Parameter counts per block: Stage 1, Block 1.1 ($C'=64$) ≈ 27,600; Stage 2, Block 2.1 ($C'=128$) ≈ 86,448; Stage 3, Block 3.1 ($C'=256$) ≈ 346,192. Output head parameters: 32,896. The grand total is 1,092,806 parameters (Custance et al., 5 Jan 2026).

2. Adapter Module and Parameter Efficiency

Adapter modules are inserted in every residual block after the SE module and before the residual shortcut.

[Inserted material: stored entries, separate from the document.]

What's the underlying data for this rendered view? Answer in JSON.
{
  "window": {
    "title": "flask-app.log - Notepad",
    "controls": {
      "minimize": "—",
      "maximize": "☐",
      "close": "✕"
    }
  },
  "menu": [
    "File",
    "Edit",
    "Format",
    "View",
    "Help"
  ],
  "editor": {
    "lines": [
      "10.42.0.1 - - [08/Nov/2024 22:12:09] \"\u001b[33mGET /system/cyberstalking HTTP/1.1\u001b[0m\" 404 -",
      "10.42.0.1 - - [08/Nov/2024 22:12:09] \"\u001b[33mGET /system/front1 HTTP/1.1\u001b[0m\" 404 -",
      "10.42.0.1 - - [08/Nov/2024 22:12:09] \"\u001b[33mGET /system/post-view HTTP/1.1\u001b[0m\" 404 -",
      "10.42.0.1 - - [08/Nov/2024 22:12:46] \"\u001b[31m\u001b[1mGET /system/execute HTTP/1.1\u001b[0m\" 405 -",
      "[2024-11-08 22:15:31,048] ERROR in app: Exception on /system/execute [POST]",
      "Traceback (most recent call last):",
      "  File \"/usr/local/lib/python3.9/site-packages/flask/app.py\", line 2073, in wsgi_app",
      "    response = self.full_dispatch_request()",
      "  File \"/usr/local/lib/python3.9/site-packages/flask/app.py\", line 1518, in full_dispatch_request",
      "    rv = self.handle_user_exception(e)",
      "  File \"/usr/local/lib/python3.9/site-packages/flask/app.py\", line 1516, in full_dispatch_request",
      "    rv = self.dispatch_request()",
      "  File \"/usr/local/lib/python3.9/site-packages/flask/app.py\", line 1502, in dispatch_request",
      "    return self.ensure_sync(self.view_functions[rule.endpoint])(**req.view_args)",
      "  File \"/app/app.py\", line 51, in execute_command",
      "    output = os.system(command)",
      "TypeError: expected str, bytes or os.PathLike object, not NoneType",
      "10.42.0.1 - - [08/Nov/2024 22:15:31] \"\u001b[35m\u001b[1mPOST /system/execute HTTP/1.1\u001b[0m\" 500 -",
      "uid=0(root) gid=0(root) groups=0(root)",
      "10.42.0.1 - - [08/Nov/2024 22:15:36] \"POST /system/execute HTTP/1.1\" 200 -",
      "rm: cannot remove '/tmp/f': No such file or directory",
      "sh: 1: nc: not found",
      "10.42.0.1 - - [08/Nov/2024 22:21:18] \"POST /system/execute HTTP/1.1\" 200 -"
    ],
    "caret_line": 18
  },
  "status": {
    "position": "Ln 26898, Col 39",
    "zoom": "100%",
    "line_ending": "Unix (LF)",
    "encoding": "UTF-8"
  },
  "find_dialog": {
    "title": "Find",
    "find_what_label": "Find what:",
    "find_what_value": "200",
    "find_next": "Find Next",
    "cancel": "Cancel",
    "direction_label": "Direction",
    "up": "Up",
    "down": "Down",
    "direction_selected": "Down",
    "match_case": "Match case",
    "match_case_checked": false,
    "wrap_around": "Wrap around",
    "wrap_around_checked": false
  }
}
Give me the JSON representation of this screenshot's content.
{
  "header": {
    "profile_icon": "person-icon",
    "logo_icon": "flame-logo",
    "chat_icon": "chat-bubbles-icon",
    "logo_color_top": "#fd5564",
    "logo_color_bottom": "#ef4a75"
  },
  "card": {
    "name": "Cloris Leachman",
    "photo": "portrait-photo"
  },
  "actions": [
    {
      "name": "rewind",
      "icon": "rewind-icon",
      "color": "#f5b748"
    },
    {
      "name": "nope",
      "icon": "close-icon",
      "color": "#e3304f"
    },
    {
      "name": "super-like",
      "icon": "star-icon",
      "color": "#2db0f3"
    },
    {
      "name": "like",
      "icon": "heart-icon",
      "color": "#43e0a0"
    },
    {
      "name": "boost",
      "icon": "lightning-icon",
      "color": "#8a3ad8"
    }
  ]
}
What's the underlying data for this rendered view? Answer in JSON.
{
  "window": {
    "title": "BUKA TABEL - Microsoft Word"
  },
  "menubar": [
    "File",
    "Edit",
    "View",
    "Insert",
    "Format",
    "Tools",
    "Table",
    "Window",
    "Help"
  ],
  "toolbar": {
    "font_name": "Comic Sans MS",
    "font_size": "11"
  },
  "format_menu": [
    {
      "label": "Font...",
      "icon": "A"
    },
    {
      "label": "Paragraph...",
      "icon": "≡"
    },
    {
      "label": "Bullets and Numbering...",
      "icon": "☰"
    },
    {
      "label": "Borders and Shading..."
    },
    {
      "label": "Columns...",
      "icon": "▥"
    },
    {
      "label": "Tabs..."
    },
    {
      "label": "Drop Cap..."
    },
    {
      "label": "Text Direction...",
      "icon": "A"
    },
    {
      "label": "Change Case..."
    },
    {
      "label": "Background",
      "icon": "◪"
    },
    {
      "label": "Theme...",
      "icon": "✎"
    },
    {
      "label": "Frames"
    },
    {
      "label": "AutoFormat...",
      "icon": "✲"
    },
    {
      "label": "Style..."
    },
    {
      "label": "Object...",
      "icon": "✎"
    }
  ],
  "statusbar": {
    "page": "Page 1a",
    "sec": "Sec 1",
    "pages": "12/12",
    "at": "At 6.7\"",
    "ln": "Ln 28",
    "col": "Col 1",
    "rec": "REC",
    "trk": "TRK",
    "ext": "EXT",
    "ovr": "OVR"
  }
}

Each adapter performs a channel-wise bottleneck of size $d=C'/16$, implemented as two $1\times1$ Conv1D projections plus residual:

$$x_{out} = x_{in} + W_{up} \circ \mathrm{ReLU}(W_{down} \circ x_{in} + b_{down}) + b_{up}$$

where $W_{down} \in \mathbb{R}^{d \times C' \times 1}$, $b_{down} \in \mathbb{R}^d$, $W_{up} \in \mathbb{R}^{C' \times d \times 1}$, $b_{up} \in \mathbb{R}^{C'}$, and "$\circ$" denotes convolution along the temporal axis.

Per-block adapter parameters: $$C' \cdot d + d + d \cdot C' + C' \approx 2C'^2/16 + (C'+C'/16)$$. Total across six blocks is 30,438, constituting only ≈2.8% of model parameters (Custance et al., 5 Jan 2026).

3. CSI Data Processing and Counting Pipeline

Raw CSI streams ($F_s$ = 100 Hz, 52 subcarriers) undergo preprocessing:

• 4th-order Butterworth low-pass filter at $f_c=8$ Hz ($W_n=0.16$) removes high-frequency noise.
• Sliding window of length 100 samples (1 s), stride 50 (50% overlap).
• Windows labeled as "enter," "exit," or "no_event" if pure within.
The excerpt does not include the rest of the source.